Quakertown Airport is located within the township.

==Government and politics==

===Legislators===
- State Representative Craig T. Staats, Republican, 145th district
- State Senator Jarrett Coleman, Republican, 16th district
- US Representative Brian Fitzpatrick, Republican, Pennsylvania's 1st congressional district

===Board of Supervisors===
- Christian Haberle, Chairman
- John Mininger, Vice Chair
- Tim Johnson

===Police===
Milford Township is patrolled by the Pennsylvania State Police, Dublin Barracks.

==Climate==

According to the Köppen climate classification system, Milford Twp has a Hot-summer, Humid continental climate (Dfa). Dfa climates are characterized by at least one month having an average mean temperature ≤ 32.0 °F, at least four months with an average mean temperature ≥ 50.0 °F, at least one month with an average mean temperature ≥ 71.6 °F and no significant precipitation difference between seasons. Although most summer days are slightly humid in Milford Twp, episodes of heat and high humidity can occur with heat index values > 104 °F. Since 1981, the highest air temperature was 102.4 °F on 07/22/2011, and the highest daily average mean dew point was 74.5 °F on 08/01/2006. The average wettest month is July which corresponds with the annual peak in thunderstorm activity. Since 1981, the wettest calendar day was 7.74 in on 09/30/2010. During the winter months, the average annual extreme minimum air temperature is -1.5 °F. Since 1981, the coldest air temperature was -13.6 °F on 01/22/1984. Episodes of extreme cold and wind can occur with wind chill values < -12 °F. The average annual snowfall (Nov-Apr) is between 30 in and 36 in. Ice storms and large snowstorms depositing ≥ 12 in of snow occur once every few years, particularly during nor’easters from December through February.
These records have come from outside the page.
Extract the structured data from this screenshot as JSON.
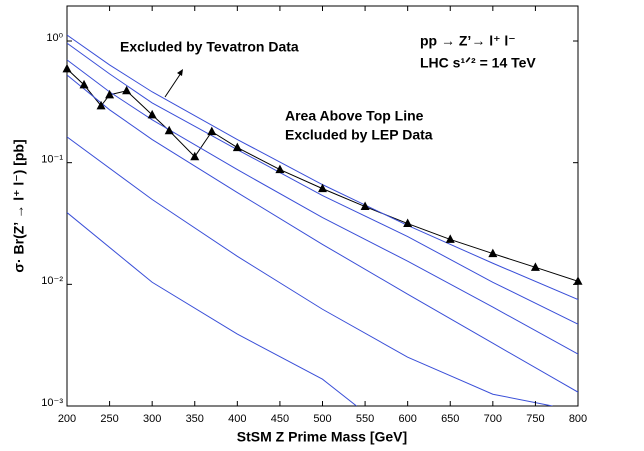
{
  "chart_data": {
    "type": "line",
    "xlabel": "StSM Z Prime Mass [GeV]",
    "ylabel": "σ· Br(Z’ → l⁺ l⁻) [pb]",
    "annotations": [
      "Excluded by Tevatron Data",
      "pp → Z’→  l⁺ l⁻",
      "LHC  s¹ᐟ² = 14 TeV",
      "Area Above Top Line",
      "Excluded by LEP Data"
    ],
    "log_y": true,
    "xlim": [
      200,
      800
    ],
    "xticks": [
      200,
      250,
      300,
      350,
      400,
      450,
      500,
      550,
      600,
      650,
      700,
      750,
      800
    ],
    "ylim": [
      0.001,
      1.94
    ],
    "yticks": [
      {
        "value": 0.001,
        "label": "10⁻³"
      },
      {
        "value": 0.01,
        "label": "10⁻²"
      },
      {
        "value": 0.1,
        "label": "10⁻¹"
      },
      {
        "value": 1,
        "label": "10⁰"
      }
    ],
    "series": [
      {
        "color": "#000000",
        "marker": "triangle",
        "x": [
          200,
          220,
          240,
          250,
          270,
          300,
          320,
          350,
          370,
          400,
          450,
          500,
          550,
          600,
          650,
          700,
          750,
          800
        ],
        "values": [
          0.59,
          0.436,
          0.293,
          0.361,
          0.39,
          0.247,
          0.183,
          0.112,
          0.18,
          0.133,
          0.0877,
          0.0612,
          0.0436,
          0.0316,
          0.0234,
          0.0179,
          0.0138,
          0.0106
        ]
      },
      {
        "color": "#3a4fd8",
        "x": [
          200,
          250,
          300,
          400,
          500,
          600,
          700,
          800
        ],
        "values": [
          1.12,
          0.636,
          0.382,
          0.155,
          0.066,
          0.0305,
          0.0149,
          0.0075
        ]
      },
      {
        "color": "#3a4fd8",
        "x": [
          200,
          250,
          300,
          400,
          500,
          600,
          700,
          800
        ],
        "values": [
          0.96,
          0.537,
          0.31,
          0.128,
          0.0537,
          0.0247,
          0.0104,
          0.0047
        ]
      },
      {
        "color": "#3a4fd8",
        "x": [
          200,
          250,
          300,
          400,
          500,
          600,
          700,
          800
        ],
        "values": [
          0.7,
          0.382,
          0.225,
          0.0877,
          0.0354,
          0.0155,
          0.0065,
          0.00267
        ]
      },
      {
        "color": "#3a4fd8",
        "x": [
          200,
          250,
          300,
          400,
          500,
          600,
          700,
          800
        ],
        "values": [
          0.526,
          0.272,
          0.155,
          0.0568,
          0.0213,
          0.0083,
          0.00328,
          0.0013
        ]
      },
      {
        "color": "#3a4fd8",
        "x": [
          200,
          300,
          400,
          500,
          600,
          700,
          770
        ],
        "values": [
          0.163,
          0.0498,
          0.017,
          0.00624,
          0.00252,
          0.00125,
          0.001
        ]
      },
      {
        "color": "#3a4fd8",
        "x": [
          200,
          300,
          400,
          500,
          540
        ],
        "values": [
          0.0389,
          0.0104,
          0.0039,
          0.00166,
          0.001
        ]
      }
    ]
  }
}
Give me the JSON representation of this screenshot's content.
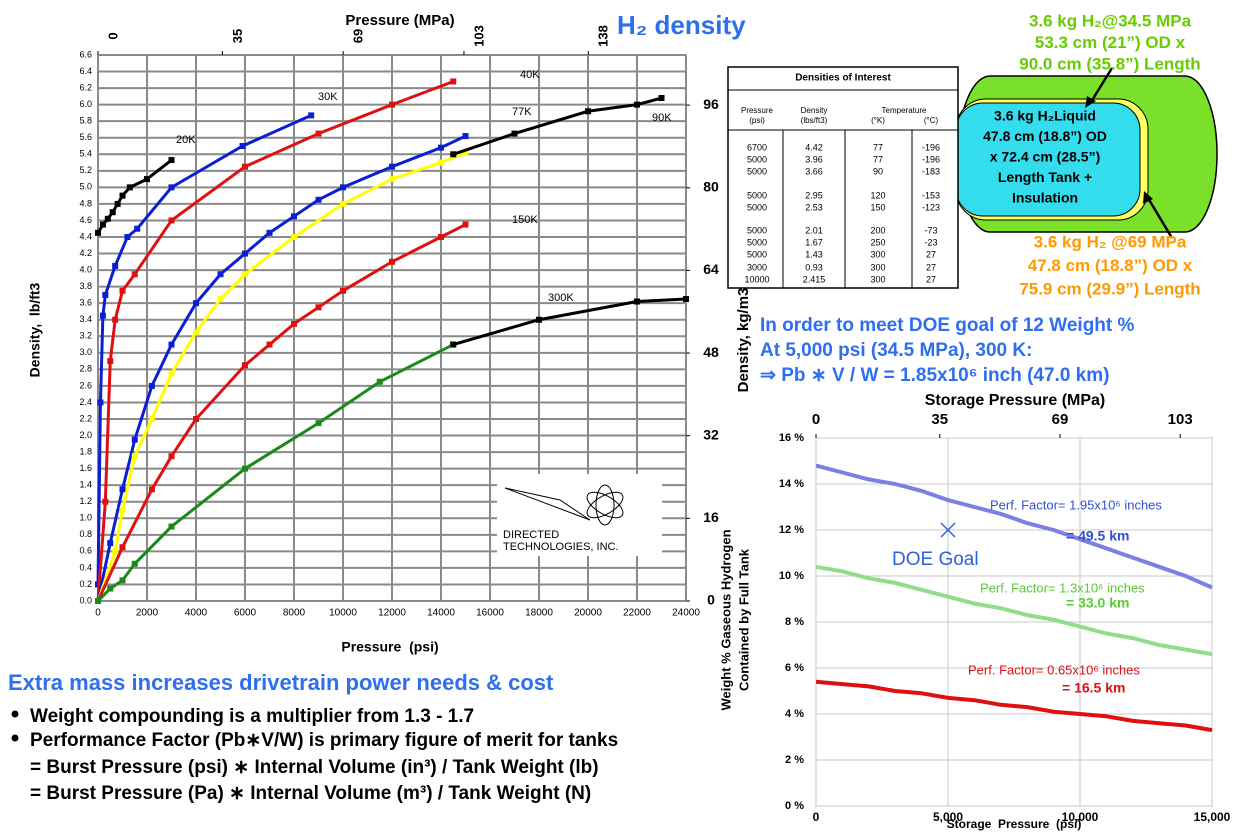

Climate data for Milford Twp, Elevation 502 ft (153 m), 1981-2010 normals, extremes 1981-2018
| Month | Jan | Feb | Mar | Apr | May | Jun | Jul | Aug | Sep | Oct | Nov | Dec | Year |
| Record high °F (°C) | 69.9 (21.1) | 77.6 (25.3) | 86.2 (30.1) | 92.2 (33.4) | 94.0 (34.4) | 95.4 (35.2) | 102.4 (39.1) | 98.7 (37.1) | 96.3 (35.7) | 89.0 (31.7) | 79.5 (26.4) | 74.2 (23.4) | 102.4 (39.1) |
| Mean daily maximum °F (°C) | 37.6 (3.1) | 41.0 (5.0) | 49.6 (9.8) | 61.7 (16.5) | 71.8 (22.1) | 80.4 (26.9) | 84.4 (29.1) | 82.7 (28.2) | 75.9 (24.4) | 64.3 (17.9) | 53.2 (11.8) | 41.7 (5.4) | 62.1 (16.7) |
| Daily mean °F (°C) | 29.0 (−1.7) | 31.6 (−0.2) | 39.4 (4.1) | 50.3 (10.2) | 60.1 (15.6) | 69.1 (20.6) | 73.6 (23.1) | 71.9 (22.2) | 64.5 (18.1) | 53.0 (11.7) | 43.2 (6.2) | 33.3 (0.7) | 51.7 (10.9) |
| Mean daily minimum °F (°C) | 20.3 (−6.5) | 22.2 (−5.4) | 29.2 (−1.6) | 38.9 (3.8) | 48.4 (9.1) | 57.9 (14.4) | 62.8 (17.1) | 61.1 (16.2) | 53.1 (11.7) | 41.7 (5.4) | 33.3 (0.7) | 24.9 (−3.9) | 41.2 (5.1) |
| Record low °F (°C) | −13.6 (−25.3) | −6.2 (−21.2) | 0.9 (−17.3) | 16.6 (−8.6) | 31.0 (−0.6) | 39.8 (4.3) | 46.5 (8.1) | 41.4 (5.2) | 33.6 (0.9) | 23.1 (−4.9) | 10.1 (−12.2) | −2.5 (−19.2) | −13.6 (−25.3) |
| Average precipitation inches (mm) | 3.40 (86) | 2.77 (70) | 3.64 (92) | 3.97 (101) | 4.30 (109) | 4.27 (108) | 4.89 (124) | 3.86 (98) | 4.67 (119) | 4.34 (110) | 3.75 (95) | 3.94 (100) | 47.80 (1,214) |
| Average relative humidity (%) | 68.7 | 66.2 | 61.3 | 59.9 | 64.0 | 70.2 | 70.0 | 73.1 | 73.4 | 71.4 | 71.2 | 71.3 | 68.4 |
| Average dew point °F (°C) | 20.0 (−6.7) | 21.6 (−5.8) | 27.2 (−2.7) | 36.9 (2.7) | 47.9 (8.8) | 59.0 (15.0) | 63.2 (17.3) | 62.8 (17.1) | 55.8 (13.2) | 44.0 (6.7) | 34.5 (1.4) | 25.0 (−3.9) | 41.6 (5.3) |
Source: PRISM

==Ecology==

According to the A. W. Kuchler U.S. potential natural vegetation types, Milford Twp would have a dominant vegetation type of Appalachian Oak (104) with a dominant vegetation form of Eastern Hardwood Forest (25). The plant hardiness zone is 6b with an average annual extreme minimum air temperature of -1.5 °F. The spring bloom typically begins by April 15 and fall color usually peaks by October 26.